A mostra de pintura em acrílica ainda não tem data para acontecer, mas tão logo a pandemia possa ser controlada, o público voltará a se reunir para compartilhar da experiência criativa de Jorge Soares. Afinal, a arte sempre esteve presente na vida dele, através dos múltiplos talentos da família. Os irmãos tinham uma banda musical, sendo um deles artista plástico e, a mãe, artesã.

“Aos 10 anos comecei a desenhar e, a partir de então, a arte foi parte integrante da minha vida, através do teatro e da pintura”, conta. Em 1986, quando chegou a Montes Claros, abriu uma empresa de propaganda, onde atuava com criação, fabricação e montagem de outdoors e placas luminosas. A arte foi fundamental para o sucesso da empresa.

Além da arte, o esporte sempre foi parte da sua vida. Jorge praticou vários esportes como a canoagem, corrida, mountain bike, espeleologia, e o voo livre durante 20 anos.
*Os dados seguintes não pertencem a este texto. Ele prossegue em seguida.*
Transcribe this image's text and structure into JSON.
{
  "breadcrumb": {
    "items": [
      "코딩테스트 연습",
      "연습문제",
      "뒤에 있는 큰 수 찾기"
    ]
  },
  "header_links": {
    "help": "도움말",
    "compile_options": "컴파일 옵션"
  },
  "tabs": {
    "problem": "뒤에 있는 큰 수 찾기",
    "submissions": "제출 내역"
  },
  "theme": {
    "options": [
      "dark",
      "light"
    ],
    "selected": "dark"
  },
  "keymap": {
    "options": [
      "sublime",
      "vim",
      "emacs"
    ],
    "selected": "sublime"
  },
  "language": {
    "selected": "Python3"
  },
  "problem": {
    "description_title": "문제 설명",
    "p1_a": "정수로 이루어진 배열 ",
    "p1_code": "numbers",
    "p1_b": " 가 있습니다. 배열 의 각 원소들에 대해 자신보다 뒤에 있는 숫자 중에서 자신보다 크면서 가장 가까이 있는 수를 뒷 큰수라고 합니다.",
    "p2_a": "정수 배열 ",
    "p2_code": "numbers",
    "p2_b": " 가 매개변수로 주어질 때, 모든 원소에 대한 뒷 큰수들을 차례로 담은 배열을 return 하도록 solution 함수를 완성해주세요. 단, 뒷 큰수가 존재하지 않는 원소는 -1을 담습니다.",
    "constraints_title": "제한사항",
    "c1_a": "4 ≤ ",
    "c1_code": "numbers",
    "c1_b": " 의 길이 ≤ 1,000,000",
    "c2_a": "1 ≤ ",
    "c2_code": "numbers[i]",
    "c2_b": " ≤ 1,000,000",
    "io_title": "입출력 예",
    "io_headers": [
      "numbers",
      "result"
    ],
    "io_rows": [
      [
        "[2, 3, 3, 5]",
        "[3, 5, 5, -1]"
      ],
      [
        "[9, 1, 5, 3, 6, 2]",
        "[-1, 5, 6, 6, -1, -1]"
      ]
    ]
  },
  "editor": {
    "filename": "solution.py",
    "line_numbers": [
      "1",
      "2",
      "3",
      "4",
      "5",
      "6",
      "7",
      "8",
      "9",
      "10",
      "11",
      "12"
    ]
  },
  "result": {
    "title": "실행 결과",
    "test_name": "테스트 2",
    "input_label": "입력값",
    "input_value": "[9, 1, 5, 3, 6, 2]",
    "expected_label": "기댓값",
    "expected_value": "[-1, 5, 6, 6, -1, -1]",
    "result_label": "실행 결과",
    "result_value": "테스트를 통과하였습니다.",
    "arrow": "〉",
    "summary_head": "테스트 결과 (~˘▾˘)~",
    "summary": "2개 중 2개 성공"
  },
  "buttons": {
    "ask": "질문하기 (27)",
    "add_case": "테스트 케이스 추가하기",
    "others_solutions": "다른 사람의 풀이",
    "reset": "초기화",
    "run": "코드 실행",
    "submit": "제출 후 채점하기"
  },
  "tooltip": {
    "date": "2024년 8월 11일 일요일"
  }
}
Mas, em 2013, durante um campeonato de parapente em Jaraguá (GO), se acidentou e ficou paraplégico, o que mudou definitivamente os rumos de sua vida.

O momento cultural não tem sido fácil para os artistas, devido à pandemia, mas Jorge tem enfrentado os desafios com muita fé, os cuidados necessários que a ciência recomenda e, sobretudo, criatividade.

“O isolamento é um desafio constante, pois influencia todo o mundo, gerando dificuldades difíceis de serem superadas por todos. Mas, nesse momento, o esporte tem sido um diferencial. A oportunidade de estar em contato com a natureza e amigos quebra esse ciclo de distanciamento social”, conta ele, que apesar da mobilidade reduzida pratica o paraciclismo, com uma e-handbike, um veículo com assistência elétrica que lhe permite voltar à prática do esporte.
 
EXPOSIÇÕES
Em 2018, após o acidente, Jorge expôs na Casa de Cultura Marcia Prates um trabalho de grafite que foi muito bem recebido pelo público. Participou de duas exposições coletivas com parceiros da Associação dos Artistas Plásticos de Montes Claros, e, por fim, fechou o ano passado com a exposição Arte e Arteiros na Fenics. 

“Esse ano participei da mostra dos 40 anos do Centro Cultural Hermes de Paula, e tudo isso foi muito enriquecedor, tanto pela divulgação do meu trabalho quanto pela convivência constante com artistas de peso”, diz.